= Deep Song (ballet) =

Solo modern dance by Martha Graham

Deep Song, a solo modern dance by Martha Graham, premiered on December 19, 1937, at the Guild Theatre in New York City. Performed to music by Henry Cowell, the piece was the second work created by Graham in response to the Spanish Civil War. The first, Immediate Tragedy, was introduced in 1937.

== Theme, score, set and costume ==

According to program notes, Deep Song was "not meant to be an exact picture of a Spanish woman but presents the torture of mind and body experienced in common by all people who react to such suffering as the Spanish people have faced."

When Cowell was composing the music for Immediate Tragedy, Graham requested another movement, which he called Cante Hondo, Spanish for "deep song". In Flamenco music, deep songs (cante jondo) are the most serious of the vocal form. Sometimes, Graham used both compositions for Immediate Tragedy; other times, she used only the original sarabande. Deep Song was choreographed to Cante Hondo on its own.

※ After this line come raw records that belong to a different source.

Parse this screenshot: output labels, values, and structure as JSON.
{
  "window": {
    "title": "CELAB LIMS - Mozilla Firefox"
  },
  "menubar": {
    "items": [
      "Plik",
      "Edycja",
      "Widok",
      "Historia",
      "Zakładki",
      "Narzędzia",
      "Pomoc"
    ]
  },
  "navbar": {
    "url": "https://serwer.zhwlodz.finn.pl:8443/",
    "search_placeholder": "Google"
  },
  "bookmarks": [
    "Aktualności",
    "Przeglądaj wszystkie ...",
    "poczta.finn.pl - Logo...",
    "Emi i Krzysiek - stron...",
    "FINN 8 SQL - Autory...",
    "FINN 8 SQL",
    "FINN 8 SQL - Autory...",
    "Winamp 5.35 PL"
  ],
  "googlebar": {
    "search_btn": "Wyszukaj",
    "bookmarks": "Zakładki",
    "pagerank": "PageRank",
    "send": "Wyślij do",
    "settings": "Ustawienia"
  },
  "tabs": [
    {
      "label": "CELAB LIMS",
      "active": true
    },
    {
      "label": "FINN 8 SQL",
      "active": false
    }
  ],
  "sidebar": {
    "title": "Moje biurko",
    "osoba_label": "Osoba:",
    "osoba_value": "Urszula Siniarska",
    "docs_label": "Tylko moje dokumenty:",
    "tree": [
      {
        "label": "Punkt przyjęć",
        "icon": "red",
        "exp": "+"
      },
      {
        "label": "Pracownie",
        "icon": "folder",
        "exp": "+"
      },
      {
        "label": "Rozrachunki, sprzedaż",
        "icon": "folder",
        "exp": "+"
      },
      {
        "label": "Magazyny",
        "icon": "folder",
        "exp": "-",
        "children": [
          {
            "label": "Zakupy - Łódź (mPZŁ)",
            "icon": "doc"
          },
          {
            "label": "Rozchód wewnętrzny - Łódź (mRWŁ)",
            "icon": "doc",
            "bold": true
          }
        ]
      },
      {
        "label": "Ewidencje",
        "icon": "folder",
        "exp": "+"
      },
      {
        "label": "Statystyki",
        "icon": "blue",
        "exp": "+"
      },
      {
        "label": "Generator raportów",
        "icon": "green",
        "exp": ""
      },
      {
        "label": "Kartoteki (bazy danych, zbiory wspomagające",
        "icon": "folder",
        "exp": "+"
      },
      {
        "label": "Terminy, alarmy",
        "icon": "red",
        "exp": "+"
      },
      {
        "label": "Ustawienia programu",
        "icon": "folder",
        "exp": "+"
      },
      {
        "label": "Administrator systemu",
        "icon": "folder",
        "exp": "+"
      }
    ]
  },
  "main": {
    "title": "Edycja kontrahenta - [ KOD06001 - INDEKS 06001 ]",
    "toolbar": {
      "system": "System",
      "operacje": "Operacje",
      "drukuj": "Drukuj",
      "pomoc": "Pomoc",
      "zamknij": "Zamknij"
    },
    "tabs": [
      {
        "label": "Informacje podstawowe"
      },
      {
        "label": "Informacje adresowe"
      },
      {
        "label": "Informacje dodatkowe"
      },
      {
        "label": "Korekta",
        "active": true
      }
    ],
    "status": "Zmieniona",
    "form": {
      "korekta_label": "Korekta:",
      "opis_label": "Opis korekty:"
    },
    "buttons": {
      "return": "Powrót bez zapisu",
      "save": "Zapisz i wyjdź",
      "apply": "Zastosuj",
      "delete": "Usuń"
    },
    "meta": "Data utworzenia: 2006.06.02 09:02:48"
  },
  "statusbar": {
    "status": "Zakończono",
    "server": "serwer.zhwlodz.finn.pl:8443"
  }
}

The music for both ballets was lost for decades. Cante Hondo was discovered in 2003 behind a desk at the Martha Graham Dance Company's offices. The score for Immediate Tragedy has never been found.

Graham designed both the set and costume for Deep Song. The set consisted of a single long low wooden bench, similar to the one constructed for Lamentation. It suggested both a coffin and mourners' pew, and served as an axis for the soloist's motions.

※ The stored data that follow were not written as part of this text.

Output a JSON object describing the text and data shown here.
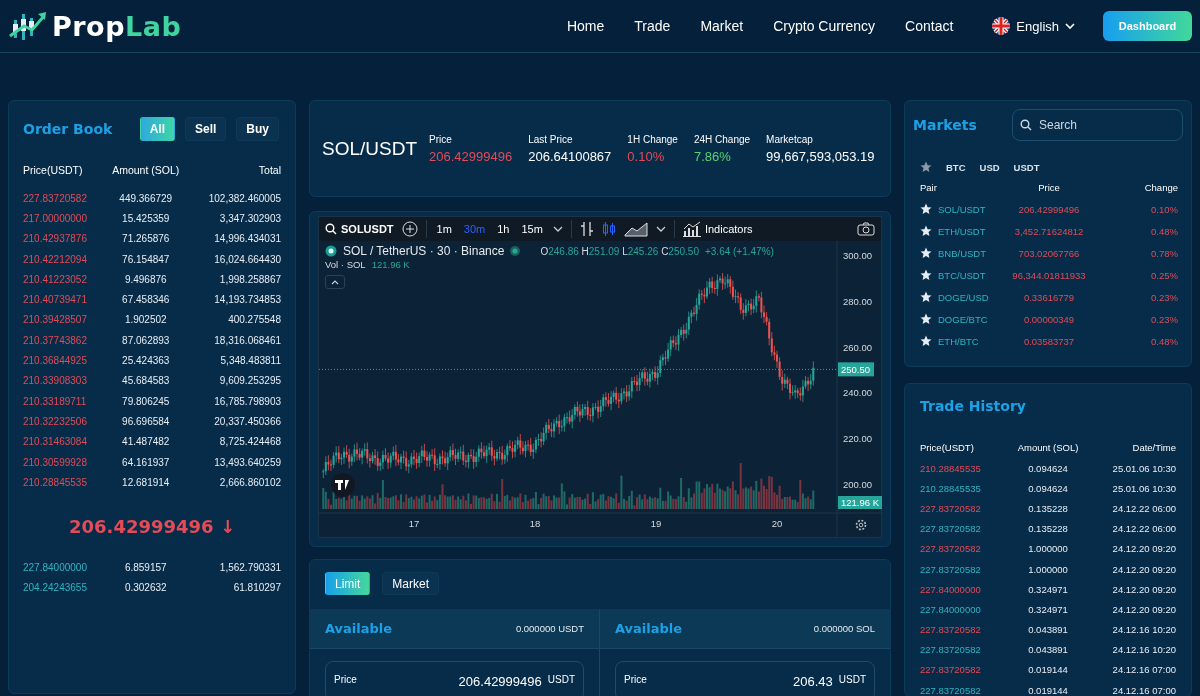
{
  "header": {
    "brand": [
      "Prop",
      "Lab"
    ],
    "nav": [
      {
        "label": "Home"
      },
      {
        "label": "Trade"
      },
      {
        "label": "Market"
      },
      {
        "label": "Crypto Currency"
      },
      {
        "label": "Contact"
      }
    ],
    "language": "English",
    "dashboard_button": "Dashboard"
  },
  "order_book": {
    "title": "Order Book",
    "filters": [
      {
        "label": "All",
        "selected": true
      },
      {
        "label": "Sell",
        "selected": false
      },
      {
        "label": "Buy",
        "selected": false
      }
    ],
    "columns": [
      "Price(USDT)",
      "Amount (SOL)",
      "Total"
    ],
    "asks": [
      {
        "price": "227.83720582",
        "amount": "449.366729",
        "total": "102,382.460005",
        "kind": "sell"
      },
      {
        "price": "217.00000000",
        "amount": "15.425359",
        "total": "3,347.302903",
        "kind": "sell"
      },
      {
        "price": "210.42937876",
        "amount": "71.265876",
        "total": "14,996.434031",
        "kind": "sell"
      },
      {
        "price": "210.42212094",
        "amount": "76.154847",
        "total": "16,024.664430",
        "kind": "sell"
      },
      {
        "price": "210.41223052",
        "amount": "9.496876",
        "total": "1,998.258867",
        "kind": "sell"
      },
      {
        "price": "210.40739471",
        "amount": "67.458346",
        "total": "14,193.734853",
        "kind": "sell"
      },
      {
        "price": "210.39428507",
        "amount": "1.902502",
        "total": "400.275548",
        "kind": "sell"
      },
      {
        "price": "210.37743862",
        "amount": "87.062893",
        "total": "18,316.068461",
        "kind": "sell"
      },
      {
        "price": "210.36844925",
        "amount": "25.424363",
        "total": "5,348.483811",
        "kind": "sell"
      },
      {
        "price": "210.33908303",
        "amount": "45.684583",
        "total": "9,609.253295",
        "kind": "sell"
      },
      {
        "price": "210.33189711",
        "amount": "79.806245",
        "total": "16,785.798903",
        "kind": "sell"
      },
      {
        "price": "210.32232506",
        "amount": "96.696584",
        "total": "20,337.450366",
        "kind": "sell"
      },
      {
        "price": "210.31463084",
        "amount": "41.487482",
        "total": "8,725.424468",
        "kind": "sell"
      },
      {
        "price": "210.30599928",
        "amount": "64.161937",
        "total": "13,493.640259",
        "kind": "sell"
      },
      {
        "price": "210.28845535",
        "amount": "12.681914",
        "total": "2,666.860102",
        "kind": "sell"
      }
    ],
    "last_price": {
      "value": "206.42999496",
      "arrow": "↓",
      "kind": "down"
    },
    "bids": [
      {
        "price": "227.84000000",
        "amount": "6.859157",
        "total": "1,562.790331",
        "kind": "buy"
      },
      {
        "price": "204.24243655",
        "amount": "0.302632",
        "total": "61.810297",
        "kind": "buy"
      }
    ]
  },
  "ticker": {
    "symbol": "SOL/USDT",
    "stats": [
      {
        "label": "Price",
        "value": "206.42999496",
        "kind": "down"
      },
      {
        "label": "Last Price",
        "value": "206.64100867",
        "kind": "neutral"
      },
      {
        "label": "1H Change",
        "value": "0.10%",
        "kind": "down"
      },
      {
        "label": "24H Change",
        "value": "7.86%",
        "kind": "up"
      },
      {
        "label": "Marketcap",
        "value": "99,667,593,053.19",
        "kind": "neutral"
      }
    ]
  },
  "chart": {
    "symbol": "SOLUSDT",
    "intervals": [
      {
        "label": "1m",
        "selected": false
      },
      {
        "label": "30m",
        "selected": true
      },
      {
        "label": "1h",
        "selected": false
      },
      {
        "label": "15m",
        "selected": false
      }
    ],
    "indicators": "Indicators",
    "title": "SOL / TetherUS · 30 · Binance",
    "ohlc": [
      {
        "key": "O",
        "value": "246.86"
      },
      {
        "key": "H",
        "value": "251.09"
      },
      {
        "key": "L",
        "value": "245.26"
      },
      {
        "key": "C",
        "value": "250.50"
      }
    ],
    "change": "+3.64 (+1.47%)",
    "volume_label": "Vol · SOL",
    "volume_value": "121.96 K",
    "y_labels": [
      "300.00",
      "280.00",
      "260.00",
      "240.00",
      "220.00",
      "200.00"
    ],
    "x_labels": [
      "17",
      "18",
      "19",
      "20"
    ],
    "price_tag": "250.50",
    "volume_tag": "121.96 K"
  },
  "order_form": {
    "types": [
      {
        "label": "Limit",
        "selected": true
      },
      {
        "label": "Market",
        "selected": false
      }
    ],
    "sides": [
      {
        "title": "Available",
        "balance": "0.000000 USDT",
        "price_label": "Price",
        "price": "206.42999496",
        "unit": "USDT"
      },
      {
        "title": "Available",
        "balance": "0.000000 SOL",
        "price_label": "Price",
        "price": "206.43",
        "unit": "USDT"
      }
    ]
  },
  "markets": {
    "title": "Markets",
    "search": {
      "placeholder": "Search"
    },
    "filters": [
      {
        "label": "BTC"
      },
      {
        "label": "USD"
      },
      {
        "label": "USDT"
      }
    ],
    "columns": [
      "Pair",
      "Price",
      "Change"
    ],
    "rows": [
      {
        "pair": "SOL/USDT",
        "price": "206.42999496",
        "change": "0.10%"
      },
      {
        "pair": "ETH/USDT",
        "price": "3,452.71624812",
        "change": "0.48%"
      },
      {
        "pair": "BNB/USDT",
        "price": "703.02067766",
        "change": "0.78%"
      },
      {
        "pair": "BTC/USDT",
        "price": "96,344.01811933",
        "change": "0.25%"
      },
      {
        "pair": "DOGE/USD",
        "price": "0.33616779",
        "change": "0.23%"
      },
      {
        "pair": "DOGE/BTC",
        "price": "0.00000349",
        "change": "0.23%"
      },
      {
        "pair": "ETH/BTC",
        "price": "0.03583737",
        "change": "0.48%"
      }
    ]
  },
  "trade_history": {
    "title": "Trade History",
    "columns": [
      "Price(USDT)",
      "Amount (SOL)",
      "Date/Time"
    ],
    "rows": [
      {
        "price": "210.28845535",
        "amount": "0.094624",
        "time": "25.01.06 10:30",
        "kind": "sell"
      },
      {
        "price": "210.28845535",
        "amount": "0.094624",
        "time": "25.01.06 10:30",
        "kind": "buy"
      },
      {
        "price": "227.83720582",
        "amount": "0.135228",
        "time": "24.12.22 06:00",
        "kind": "sell"
      },
      {
        "price": "227.83720582",
        "amount": "0.135228",
        "time": "24.12.22 06:00",
        "kind": "buy"
      },
      {
        "price": "227.83720582",
        "amount": "1.000000",
        "time": "24.12.20 09:20",
        "kind": "sell"
      },
      {
        "price": "227.83720582",
        "amount": "1.000000",
        "time": "24.12.20 09:20",
        "kind": "buy"
      },
      {
        "price": "227.84000000",
        "amount": "0.324971",
        "time": "24.12.20 09:20",
        "kind": "sell"
      },
      {
        "price": "227.84000000",
        "amount": "0.324971",
        "time": "24.12.20 09:20",
        "kind": "buy"
      },
      {
        "price": "227.83720582",
        "amount": "0.043891",
        "time": "24.12.16 10:20",
        "kind": "sell"
      },
      {
        "price": "227.83720582",
        "amount": "0.043891",
        "time": "24.12.16 10:20",
        "kind": "buy"
      },
      {
        "price": "227.83720582",
        "amount": "0.019144",
        "time": "24.12.16 07:00",
        "kind": "sell"
      },
      {
        "price": "227.83720582",
        "amount": "0.019144",
        "time": "24.12.16 07:00",
        "kind": "buy"
      }
    ]
  }
}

The costume alluded to Pablo Picasso's powerful mural Guernica, painted in the same year Deep Song was made. As Graham danced, the lines of her body in the long striped black and white dress formed graphic strokes of white against the black velvet backdrop.

== Choreography ==

The choreography embodied the suffering of the Spanish people. "It was full of strange, strong creation, full of angular spasms, of Picasso style abstractions in plane and three-dimensional mobility, expressing as no newspaper story with a Madrid date line has done of the struggle..."

Program notes for the troupe's 2015 season described "the forms of the dance – its swirls, crawls on the floor, contractions and falls" as "kinetic experiences of the human experience in war... It is the anatomy of anguish from tragic events."

== Critical reception ==

From the outset, the solo was received favorably, although some reviewers thought the piece overwrought. The Boston Transcripts critic wrote, "the dancer seemed to be overplaying her hand, so that what began as a moving portrait ended, by overstatement, in losing some of its point."

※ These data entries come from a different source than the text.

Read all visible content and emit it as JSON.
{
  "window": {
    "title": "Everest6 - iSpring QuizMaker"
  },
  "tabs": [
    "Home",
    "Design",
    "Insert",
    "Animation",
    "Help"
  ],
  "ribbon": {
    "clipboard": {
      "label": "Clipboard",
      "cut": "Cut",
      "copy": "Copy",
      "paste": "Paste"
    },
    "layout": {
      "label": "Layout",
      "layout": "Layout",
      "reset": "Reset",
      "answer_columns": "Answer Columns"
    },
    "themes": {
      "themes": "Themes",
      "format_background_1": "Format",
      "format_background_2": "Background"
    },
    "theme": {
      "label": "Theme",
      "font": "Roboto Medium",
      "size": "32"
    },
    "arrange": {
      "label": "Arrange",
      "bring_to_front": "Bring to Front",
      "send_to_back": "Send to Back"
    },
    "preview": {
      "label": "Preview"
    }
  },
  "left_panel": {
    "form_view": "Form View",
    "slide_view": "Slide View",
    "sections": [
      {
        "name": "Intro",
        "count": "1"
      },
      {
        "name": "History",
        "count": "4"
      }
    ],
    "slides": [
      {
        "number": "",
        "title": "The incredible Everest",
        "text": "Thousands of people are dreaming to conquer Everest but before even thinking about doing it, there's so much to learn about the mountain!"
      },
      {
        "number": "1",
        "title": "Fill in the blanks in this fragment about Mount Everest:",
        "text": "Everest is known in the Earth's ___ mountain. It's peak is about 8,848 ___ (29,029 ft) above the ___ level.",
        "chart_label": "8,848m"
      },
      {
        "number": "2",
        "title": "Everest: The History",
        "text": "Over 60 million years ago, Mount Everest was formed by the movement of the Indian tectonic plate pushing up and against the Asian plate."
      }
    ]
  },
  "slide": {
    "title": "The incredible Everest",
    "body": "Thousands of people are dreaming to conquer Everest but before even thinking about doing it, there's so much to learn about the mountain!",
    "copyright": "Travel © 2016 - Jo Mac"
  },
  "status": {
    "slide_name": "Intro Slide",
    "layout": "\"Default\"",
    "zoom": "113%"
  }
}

Another reviewer, noted the dance was "exaggerated in delineation and repetitious in content but a highly effective though stylized portrayal of a tortured mind and body."

Following a Graham retrospective in 1944, The New York Times dance critic John Martin wrote the work was not among those that "seemed to do most completely what they set out to do," but could be categorized with dances having "aspects, elements, passages of beauty and power." He referred to Deep Song in particular as an "extraordinary evocation."

== Performance history ==

Deep Song was presented fairly frequently from its premiere to the mid-1940s. In January 1938, Graham performed the solo at the New York Hippodrome in the second "Dance for Spain" benefit concert. The event may have been where she first met future husband and dance partner Erick Hawkins, who was appearing with Ballet Caravan.

During the 1980s, Graham, who disliked revivals, was persuaded to reprise some of her earlier dances. Deep Song was restaged in 1988. Graham alone had danced the solo role, but did not remember all the choreography. Martha Graham worked with principal dancer, Terese Capucilli, to recreate the work. Barbara Morgan photographs were used to bring the work back to life. Capucilli spent hours alone in the studio with the photographs on the floor in order to find the transitional material necessary for phrasing and emotional content. She would then bring these into the rehearsals with Graham to be reworked and molded. Since the original score was lost at the time, Cowell's Sinister Resonance was used in its place.

Since its reconstruction, Terese Capucilli, Christine Dakin, Joyce Herring, Alessandra Prosperi, Miki Orihara and then Xin Ying, Blakeley White McGuire, Carrie Ellmore-Tallitsch, have appeared in the solo role.

Deep Song is in the current Martha Graham Dance Company repertory.